Posted on November 13, 2017 by Gregory H. Smith
There is growing recognition that New England’s energy costs are much higher than neighboring parts of the country. To a large extent, these high costs are due to the combination of transmission congestion, an ever-increasing reliance on natural gas and a shortage of natural gas supply in the New England market. As a result, new participants are seeking entry into the market, including several seeking to expand the diversity of generation sources.
Antrim Wind Energy, LLC is an example of new participants seeking entry into the market. In 2015, Antrim filed an Application for Certificate of Site and Facility with the New Hampshire Site Evaluation Committee (“SEC”) to develop a wind farm. The Application was Antrim’s second attempt to gain SEC approval. As noted in this space, an earlier Antrim project was denied in 2013 based primarily on its “aesthetic” effect on the region.

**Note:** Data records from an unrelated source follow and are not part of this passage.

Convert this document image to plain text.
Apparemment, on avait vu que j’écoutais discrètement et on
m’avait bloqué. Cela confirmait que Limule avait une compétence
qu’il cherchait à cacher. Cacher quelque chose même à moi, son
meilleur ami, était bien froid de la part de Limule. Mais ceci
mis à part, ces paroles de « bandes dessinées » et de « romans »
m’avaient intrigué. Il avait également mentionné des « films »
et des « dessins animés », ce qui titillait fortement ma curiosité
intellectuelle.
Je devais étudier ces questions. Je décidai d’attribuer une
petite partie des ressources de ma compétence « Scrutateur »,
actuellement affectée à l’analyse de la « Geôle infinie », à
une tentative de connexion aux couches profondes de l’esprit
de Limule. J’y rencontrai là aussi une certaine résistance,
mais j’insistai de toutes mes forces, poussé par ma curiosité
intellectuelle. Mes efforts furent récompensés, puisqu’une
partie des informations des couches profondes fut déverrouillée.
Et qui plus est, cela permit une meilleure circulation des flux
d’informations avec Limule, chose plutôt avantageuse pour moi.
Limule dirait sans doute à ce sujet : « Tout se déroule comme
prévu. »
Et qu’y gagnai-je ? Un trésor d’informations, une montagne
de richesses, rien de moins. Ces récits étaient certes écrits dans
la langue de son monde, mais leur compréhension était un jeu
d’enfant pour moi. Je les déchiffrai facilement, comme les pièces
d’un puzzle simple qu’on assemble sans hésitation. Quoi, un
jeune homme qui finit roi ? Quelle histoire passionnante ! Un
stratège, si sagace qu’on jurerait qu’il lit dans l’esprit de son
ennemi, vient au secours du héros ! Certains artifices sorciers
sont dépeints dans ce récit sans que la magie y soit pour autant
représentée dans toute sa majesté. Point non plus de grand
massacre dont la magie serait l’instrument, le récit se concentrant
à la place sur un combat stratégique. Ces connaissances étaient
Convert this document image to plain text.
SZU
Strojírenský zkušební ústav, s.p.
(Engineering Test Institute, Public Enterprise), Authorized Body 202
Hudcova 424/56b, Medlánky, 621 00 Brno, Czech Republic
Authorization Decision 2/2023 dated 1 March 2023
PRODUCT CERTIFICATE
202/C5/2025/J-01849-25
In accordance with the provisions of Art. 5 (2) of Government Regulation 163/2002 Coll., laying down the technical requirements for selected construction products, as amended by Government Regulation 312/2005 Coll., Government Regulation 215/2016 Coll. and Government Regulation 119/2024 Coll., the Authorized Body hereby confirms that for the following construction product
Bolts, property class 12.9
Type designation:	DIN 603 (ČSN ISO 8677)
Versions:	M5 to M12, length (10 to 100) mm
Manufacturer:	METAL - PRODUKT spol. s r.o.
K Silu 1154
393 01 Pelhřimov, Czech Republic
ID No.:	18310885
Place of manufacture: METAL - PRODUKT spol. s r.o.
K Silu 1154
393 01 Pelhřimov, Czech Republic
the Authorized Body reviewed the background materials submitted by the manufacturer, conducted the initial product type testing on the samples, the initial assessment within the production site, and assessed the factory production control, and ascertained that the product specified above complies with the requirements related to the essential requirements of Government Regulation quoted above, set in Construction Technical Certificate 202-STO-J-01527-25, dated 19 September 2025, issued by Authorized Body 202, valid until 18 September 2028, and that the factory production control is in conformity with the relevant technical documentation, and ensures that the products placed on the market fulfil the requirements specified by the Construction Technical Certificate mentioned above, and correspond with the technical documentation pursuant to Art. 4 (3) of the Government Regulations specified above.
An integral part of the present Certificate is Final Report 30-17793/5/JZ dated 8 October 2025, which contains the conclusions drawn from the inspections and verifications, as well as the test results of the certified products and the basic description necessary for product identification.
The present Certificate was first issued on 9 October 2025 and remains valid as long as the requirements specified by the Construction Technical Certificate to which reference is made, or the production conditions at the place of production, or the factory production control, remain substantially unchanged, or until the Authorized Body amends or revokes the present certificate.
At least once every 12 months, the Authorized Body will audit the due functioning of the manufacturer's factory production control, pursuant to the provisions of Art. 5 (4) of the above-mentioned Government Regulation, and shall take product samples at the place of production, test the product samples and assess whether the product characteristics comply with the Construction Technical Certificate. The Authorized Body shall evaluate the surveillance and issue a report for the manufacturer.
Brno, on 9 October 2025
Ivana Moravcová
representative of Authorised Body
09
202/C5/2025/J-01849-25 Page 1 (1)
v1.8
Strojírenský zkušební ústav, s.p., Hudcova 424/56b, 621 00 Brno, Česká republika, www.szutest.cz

Several key factors led to a different outcome in the second proceeding.
Since 2013, the New Hampshire SEC has substantially revised its siting rules. Particularly pertinent to the Antrim Wind Project are new, more specific rules for aesthetic assessments. Although review of aesthetic effects are, by their nature, somewhat subjective, the rules provide objective standards for visual impact assessments to provide greater predictability of outcomes. The SEC rules require the Committee to consider seven different, specific criteria in making a determination as to whether a proposed project will have an unreasonable adverse effect on aesthetics.
In reviewing the second Antrim proposal, the SEC placed particular emphasis on criterion six (6), whether the project would be a dominant or prominent feature in the landscape.
In its second proposal, Antrim made several significant modifications to its earlier application case, that, coupled with the changes in the governing law, produced the favorable outcome. Most important, the number of wind turbines, and their size and scale were reduced. This modification doubtless affected the Committee’s analysis of whether the project “would be a dominant and prominent feature” in the landscape.
The SEC also adopted a public interest test as part of the new rules, which made a significant difference in review of the 2015 application. No clear definition is provided in the rules as to how an applicant can demonstrate that a project is in the public interest. A focus on project benefits seems to be a key factor. In the Antrim case, beyond the obvious benefits of diversifying energy generation to include clean, renewable wind energy with the corresponding beneficial effect on climate change, there were recognized benefits to the community similar to those in the land use approval process. These included stabilizing tax payments through a municipal agreement, investments in community infrastructure, and permanent preservation of 908 acres of land as a form of mitigation.
The Antrim Wind project now stands alone in New Hampshire as the only sizable energy project to first have been rejected by the SEC, and subsequently reheard and approved. The protracted Antrim case demonstrates that the somewhat complicated siting rules are capable of reasoned and predictable application. It is also clear that this case provides useful instruction for what will likely be required for approval in the subsequent applications.